Current Research

    1. Interaction between attention and consciousness

    We investigate how attention and consciousness work independently and interact to form our visual perception. This is important because these are the main processes that together allow us to successfully interact with our surroundings. Attention and consciousness generally work synergistically, but we have recently shown that they can also work antagonistically. In this project we aim to thoroughly parameterize the interaction between attention and awareness, delimiting the situations in which attention and consciousness work together, and when their effects oppose each other. The aim is to generate a functional explanation of why it is sometimes beneficial for the brain to have attention and consciousness work in opposite ways.

    2. Influence of individual traits on biological motion perception

    Humans all differ in how they perceive the world. This may be largely inconsequential, but sometimes this is a life or death difference. We investigate how people differ in their perception of animate motion (i.e. action perception). We want to know how and why we differ, and if this relates to certain traits that we have. Employed methods include psychophysical methods like adaptation studies, and fMRI to investigate differences in brain function that underlie our differences in perception. We link these individual difference both to autism spectrum traits in the typical population and to autism spectrum disorder diagnosis.
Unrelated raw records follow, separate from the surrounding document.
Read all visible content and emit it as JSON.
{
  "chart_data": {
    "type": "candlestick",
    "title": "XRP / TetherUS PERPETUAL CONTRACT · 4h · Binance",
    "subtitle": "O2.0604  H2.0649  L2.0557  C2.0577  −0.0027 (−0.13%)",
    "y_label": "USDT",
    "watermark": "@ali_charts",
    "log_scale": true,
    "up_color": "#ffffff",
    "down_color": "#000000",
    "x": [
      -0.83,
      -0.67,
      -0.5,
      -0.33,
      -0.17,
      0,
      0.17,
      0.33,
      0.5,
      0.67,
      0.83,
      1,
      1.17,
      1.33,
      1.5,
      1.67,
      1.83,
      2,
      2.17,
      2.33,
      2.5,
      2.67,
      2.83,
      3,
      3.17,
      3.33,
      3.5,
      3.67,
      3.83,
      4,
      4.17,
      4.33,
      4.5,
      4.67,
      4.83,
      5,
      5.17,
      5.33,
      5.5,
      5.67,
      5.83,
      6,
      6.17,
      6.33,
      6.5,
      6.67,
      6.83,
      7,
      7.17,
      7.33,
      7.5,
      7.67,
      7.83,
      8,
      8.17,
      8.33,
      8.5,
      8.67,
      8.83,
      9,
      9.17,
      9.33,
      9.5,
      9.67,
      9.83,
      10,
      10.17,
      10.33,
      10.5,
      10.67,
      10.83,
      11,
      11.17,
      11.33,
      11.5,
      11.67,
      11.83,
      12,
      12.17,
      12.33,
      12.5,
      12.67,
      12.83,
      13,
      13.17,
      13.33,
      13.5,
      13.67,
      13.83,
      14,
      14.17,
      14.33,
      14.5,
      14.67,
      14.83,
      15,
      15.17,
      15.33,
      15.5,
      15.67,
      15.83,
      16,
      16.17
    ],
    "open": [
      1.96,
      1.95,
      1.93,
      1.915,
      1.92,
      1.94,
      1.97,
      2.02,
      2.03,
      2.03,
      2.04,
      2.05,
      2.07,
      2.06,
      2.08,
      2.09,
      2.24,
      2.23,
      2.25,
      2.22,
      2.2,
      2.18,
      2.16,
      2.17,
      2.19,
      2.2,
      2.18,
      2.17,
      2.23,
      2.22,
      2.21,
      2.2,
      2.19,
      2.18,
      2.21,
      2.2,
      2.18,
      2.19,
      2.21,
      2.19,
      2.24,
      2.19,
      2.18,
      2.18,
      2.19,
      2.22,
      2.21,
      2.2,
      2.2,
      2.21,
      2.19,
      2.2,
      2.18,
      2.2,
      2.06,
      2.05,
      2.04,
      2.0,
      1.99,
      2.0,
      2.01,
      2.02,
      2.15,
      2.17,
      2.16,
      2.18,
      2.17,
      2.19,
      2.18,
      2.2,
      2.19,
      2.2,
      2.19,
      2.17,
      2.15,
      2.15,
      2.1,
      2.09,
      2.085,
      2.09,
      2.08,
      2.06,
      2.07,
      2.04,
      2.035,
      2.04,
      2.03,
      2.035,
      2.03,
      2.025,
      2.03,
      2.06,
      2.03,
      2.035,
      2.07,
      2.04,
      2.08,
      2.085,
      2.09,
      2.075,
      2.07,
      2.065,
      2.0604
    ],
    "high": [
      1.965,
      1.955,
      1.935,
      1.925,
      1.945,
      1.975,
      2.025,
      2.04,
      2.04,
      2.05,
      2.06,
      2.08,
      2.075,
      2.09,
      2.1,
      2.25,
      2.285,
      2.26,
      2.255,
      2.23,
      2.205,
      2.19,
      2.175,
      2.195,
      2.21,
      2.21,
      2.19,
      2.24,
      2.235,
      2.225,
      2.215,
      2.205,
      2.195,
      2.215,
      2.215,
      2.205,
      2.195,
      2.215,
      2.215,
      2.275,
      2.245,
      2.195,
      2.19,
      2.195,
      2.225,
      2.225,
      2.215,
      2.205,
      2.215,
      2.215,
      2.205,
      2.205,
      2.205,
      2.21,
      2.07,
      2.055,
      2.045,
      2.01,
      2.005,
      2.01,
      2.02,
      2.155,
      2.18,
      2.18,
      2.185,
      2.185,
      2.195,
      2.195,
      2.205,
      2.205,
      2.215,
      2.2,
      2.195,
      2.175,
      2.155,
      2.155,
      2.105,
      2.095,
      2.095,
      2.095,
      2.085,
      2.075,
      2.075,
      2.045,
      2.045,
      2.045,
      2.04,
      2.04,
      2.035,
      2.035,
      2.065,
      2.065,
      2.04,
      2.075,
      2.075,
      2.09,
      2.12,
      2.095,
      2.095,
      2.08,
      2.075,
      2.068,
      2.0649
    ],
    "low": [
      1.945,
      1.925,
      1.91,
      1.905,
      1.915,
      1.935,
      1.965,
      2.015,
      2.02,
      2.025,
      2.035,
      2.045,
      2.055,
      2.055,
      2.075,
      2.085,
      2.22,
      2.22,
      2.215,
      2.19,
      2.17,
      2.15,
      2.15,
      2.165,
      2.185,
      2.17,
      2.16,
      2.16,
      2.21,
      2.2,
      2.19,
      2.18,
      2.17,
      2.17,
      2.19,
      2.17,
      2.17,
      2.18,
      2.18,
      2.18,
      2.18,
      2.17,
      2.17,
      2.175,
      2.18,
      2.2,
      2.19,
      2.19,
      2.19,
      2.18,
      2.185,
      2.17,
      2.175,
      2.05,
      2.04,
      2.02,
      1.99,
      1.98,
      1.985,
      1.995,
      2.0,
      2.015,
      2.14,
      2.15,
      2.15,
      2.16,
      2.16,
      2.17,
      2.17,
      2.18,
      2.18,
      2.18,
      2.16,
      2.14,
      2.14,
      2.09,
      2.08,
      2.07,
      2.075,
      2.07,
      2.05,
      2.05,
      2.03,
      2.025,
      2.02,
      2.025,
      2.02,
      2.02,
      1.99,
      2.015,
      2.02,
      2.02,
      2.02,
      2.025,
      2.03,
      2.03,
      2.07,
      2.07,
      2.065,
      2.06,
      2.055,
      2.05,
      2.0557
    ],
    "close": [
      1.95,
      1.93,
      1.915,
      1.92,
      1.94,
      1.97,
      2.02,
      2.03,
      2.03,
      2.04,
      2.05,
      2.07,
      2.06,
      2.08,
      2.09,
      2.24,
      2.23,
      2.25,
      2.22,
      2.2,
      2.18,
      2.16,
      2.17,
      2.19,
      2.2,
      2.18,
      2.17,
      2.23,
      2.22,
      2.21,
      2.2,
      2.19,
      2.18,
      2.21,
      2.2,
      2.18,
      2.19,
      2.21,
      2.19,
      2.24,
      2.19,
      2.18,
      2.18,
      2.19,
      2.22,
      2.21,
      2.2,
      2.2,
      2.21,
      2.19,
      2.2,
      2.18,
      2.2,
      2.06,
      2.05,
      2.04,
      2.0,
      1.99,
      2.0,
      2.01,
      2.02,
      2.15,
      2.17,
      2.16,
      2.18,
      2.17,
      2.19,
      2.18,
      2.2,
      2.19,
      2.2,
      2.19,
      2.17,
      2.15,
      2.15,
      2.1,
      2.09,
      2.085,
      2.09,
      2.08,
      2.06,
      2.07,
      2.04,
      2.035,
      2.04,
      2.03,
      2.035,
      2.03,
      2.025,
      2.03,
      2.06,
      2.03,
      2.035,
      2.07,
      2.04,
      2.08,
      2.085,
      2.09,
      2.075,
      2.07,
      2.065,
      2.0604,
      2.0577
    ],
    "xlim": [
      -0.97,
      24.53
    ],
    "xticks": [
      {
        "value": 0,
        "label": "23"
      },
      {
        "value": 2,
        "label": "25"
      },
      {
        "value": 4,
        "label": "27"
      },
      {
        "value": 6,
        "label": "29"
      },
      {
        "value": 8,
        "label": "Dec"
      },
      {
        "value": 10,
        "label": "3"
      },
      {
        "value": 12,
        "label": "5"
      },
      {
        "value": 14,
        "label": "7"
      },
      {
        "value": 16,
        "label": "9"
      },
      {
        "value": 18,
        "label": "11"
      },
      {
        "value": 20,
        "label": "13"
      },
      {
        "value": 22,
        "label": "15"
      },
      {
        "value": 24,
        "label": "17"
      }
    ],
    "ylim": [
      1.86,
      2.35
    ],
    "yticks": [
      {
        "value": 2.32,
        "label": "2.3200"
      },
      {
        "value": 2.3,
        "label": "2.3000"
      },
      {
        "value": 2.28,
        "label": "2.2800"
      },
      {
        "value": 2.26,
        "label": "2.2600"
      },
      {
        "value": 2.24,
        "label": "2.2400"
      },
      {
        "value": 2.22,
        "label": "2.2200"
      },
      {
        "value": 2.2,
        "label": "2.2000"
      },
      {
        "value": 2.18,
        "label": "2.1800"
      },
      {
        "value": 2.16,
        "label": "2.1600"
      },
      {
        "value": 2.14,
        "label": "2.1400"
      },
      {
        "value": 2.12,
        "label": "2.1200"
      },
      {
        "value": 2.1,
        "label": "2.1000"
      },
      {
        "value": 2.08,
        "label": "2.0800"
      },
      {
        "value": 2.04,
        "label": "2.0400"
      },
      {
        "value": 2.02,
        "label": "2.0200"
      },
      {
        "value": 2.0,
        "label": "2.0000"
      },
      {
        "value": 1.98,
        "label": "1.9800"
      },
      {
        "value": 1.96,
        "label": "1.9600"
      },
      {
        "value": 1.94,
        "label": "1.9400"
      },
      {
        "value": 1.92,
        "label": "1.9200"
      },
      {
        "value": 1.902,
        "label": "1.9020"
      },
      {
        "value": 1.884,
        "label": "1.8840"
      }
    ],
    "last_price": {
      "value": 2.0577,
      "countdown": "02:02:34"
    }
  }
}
    3. Individual differences in automatic (pre-attentive) processing

    The visual system receives more information than it can process, and therefore needs to select the likely relevant information for processing, and disregard other information. This selection process is performed by attention. Which information is considered important depends on the context, but potentially also on the individual. Autism spectrum disorder, for example, is reportedly linked to a decreased biological motion processing. We investigate in the typically developing population whether people with an increased number of autistic traits have different ways of allocating attention to biological motion, or lock pre-attentive processing on different features.

    4. Measuring the influence of noise in and on the brain

    The brain is an inherently noisy system. Some people's brains are more noisy than other's; will there be behavioural consequences for this? We are devising new ways to measure noise in the brain, mostly in terms of psychophysics, but also in brain imaging, and we employ these measure to see if individuals differ in terms of the noisiness of their brains. There are theoretical reasons to assume that noise is not always a bad thing, and we are interested in using the noise in the brain to achieve the best performance.